In Reih und Glied wanderten Trilobiten einst während des Ordoviziums über den Meeresboden. Damit sind sie die frühesten bekannten Lebewesen, die sich als Kollektiv organisierten.
Trilobiten in Reih und Glied, als sie vor 480 Millionen Jahren von Meeressedimenten überdeckt wurden.

Vögel tun es, Fische ebenfalls und Langusten auch. Die Rede ist von der Gruppenbildung von Tieren, die in der Biologie gut erforscht ist. Weniger genau ist jedoch bekannt, wann Lebewesen erstmals begannen, sich als Gruppe koordiniert zu bewegen, um sich zur Paarung zusammenzufinden oder besser vor Fressfeinden zu schützen. Forscher um Jean Vannier von der Université de Lyon haben nun eine sehr frühe Ausprägung dieses Verhaltens an 480 Millionen Jahre alten fossilen Trilobiten entdeckt. Ihre Beobachtungen haben die Wissenschaftler in den »Scientific Reports« veröffentlicht.

In den Versteinerungen aus der marokkanischen Fezouata-Formation sind jeweils mehrere Trilobiten der Art Ampyx priscus erhalten. Die 16 bis 22 Zentimeter langen Gliederfüßer sind eng hintereinander Kopf an Hinterteil aufgereiht und halten über ihre Stachel Kontakt – über den Frontstachel am Kopfende und die Wangenstacheln zu den Seiten. Die Trilobiten versammelten sich so in Reihen, die aus bis zu 20 Individuen bestehen konnten.

Die Forscher nehmen an, dass die Meeresbewohner in Reih und Glied über den Meeresgrund marschierten, als sie schlagartig von Sedimenten überdeckt wurden – vielleicht verursacht durch einen Sturm. Trilobiten der Art Ampyx priscus, die in Formation wandern, sind durch mehrere Fossilien belegt. Das und der enge Körperkontakt zwischen den Meerestieren sprechen dafür, dass die Formation nicht zufällig durch Sedimentverschiebungen entstanden ist.
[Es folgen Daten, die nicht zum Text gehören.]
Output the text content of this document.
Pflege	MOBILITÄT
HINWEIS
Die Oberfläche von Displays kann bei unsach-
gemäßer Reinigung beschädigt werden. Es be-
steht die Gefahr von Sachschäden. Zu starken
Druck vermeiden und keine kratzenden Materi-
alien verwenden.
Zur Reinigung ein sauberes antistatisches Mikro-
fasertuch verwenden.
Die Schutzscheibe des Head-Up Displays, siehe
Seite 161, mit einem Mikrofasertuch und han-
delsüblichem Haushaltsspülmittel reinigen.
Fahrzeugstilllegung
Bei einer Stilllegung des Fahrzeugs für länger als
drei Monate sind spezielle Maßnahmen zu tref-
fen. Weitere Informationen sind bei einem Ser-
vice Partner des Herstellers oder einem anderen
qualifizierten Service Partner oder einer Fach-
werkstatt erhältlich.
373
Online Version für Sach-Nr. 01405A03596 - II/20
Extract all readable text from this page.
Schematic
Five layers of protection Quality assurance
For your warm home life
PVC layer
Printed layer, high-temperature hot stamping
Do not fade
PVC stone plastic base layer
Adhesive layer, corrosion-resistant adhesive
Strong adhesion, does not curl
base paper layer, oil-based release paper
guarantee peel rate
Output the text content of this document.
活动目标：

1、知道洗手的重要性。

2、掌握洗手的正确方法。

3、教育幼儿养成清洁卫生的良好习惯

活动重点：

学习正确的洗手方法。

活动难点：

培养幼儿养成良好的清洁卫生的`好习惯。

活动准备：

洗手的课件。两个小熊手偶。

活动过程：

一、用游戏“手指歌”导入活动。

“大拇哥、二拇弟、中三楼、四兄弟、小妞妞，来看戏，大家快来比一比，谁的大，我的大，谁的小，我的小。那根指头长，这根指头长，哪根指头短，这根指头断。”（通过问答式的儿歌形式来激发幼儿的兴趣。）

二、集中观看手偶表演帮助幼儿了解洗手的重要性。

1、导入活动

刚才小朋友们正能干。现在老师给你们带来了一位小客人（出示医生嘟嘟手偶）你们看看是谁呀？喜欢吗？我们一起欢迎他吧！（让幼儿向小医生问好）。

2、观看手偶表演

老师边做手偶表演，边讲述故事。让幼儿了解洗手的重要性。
Trilobiten im Gänsemarsch | Vermutlich überraschte ein Sturm vor 480 Millionen Jahren diese Gruppe Trilobiten. Die Gliederfüßer marschierten hintereinander und hielten über ihre Stachel am Kopf und zu den Seiten Kontakt.

Tierische Prozessionen

Wie Vannier und seine Kollegen anmerken, ist ein ähnliches Verhalten von heutigen Gliederfüßern bekannt, etwa den Langusten. Diese Meerestiere wandern ebenfalls in einer Reihe hintereinander über den Meeresboden, um sich andernorts fortzupflanzen oder Störungen in ihrer Umwelt zu entgehen. Ein ganz ähnliches Verhalten kennen Biologen auch von Insekten wie den Prozessionsspinnern, die ihren Namen der linienförmigen Wanderformation zu verdanken haben. Als Raupe bewegen sie sich in Gruppen aus bis zu 30 Individuen, um sich dann in der Erde gemeinsam zu verpuppen. Sie legen dabei eine Spur aus Pheromonen, damit alle Raupen die Formation halten. Vanniers Team vermutet, dass sich die Trilobiten ähnlich über ihren Tast- und Geruchssinn als Kollektiv koordiniert haben könnten. Das würde auch deshalb naheliegen, weil die Trilobiten dieser Art blind waren.

Über den Grund dieses Verhaltens können die Forscher bislang nur spekulieren. Denkbar wäre, dass sich die Trilobiten ähnlich wie die Langusten auf den Weg machten, um sich anderswo fortzupflanzen oder ungünstigen Umweltbedingungen auszuweichen.

Die marokkanischen Fossilien stammen aus dem Ordovizium. Diese Phase des Erdaltertums ist durch eine starke biologische Auffächerung gekennzeichnet, zahlreiche Tier- und Pflanzenarten hatten sich in Unterarten aufgegliedert. Am Ende des Ordoviziums, vor ungefähr 443 Millionen Jahren, ereignete sich dann das erste der fünf großen Massenaussterben der Erdgeschichte.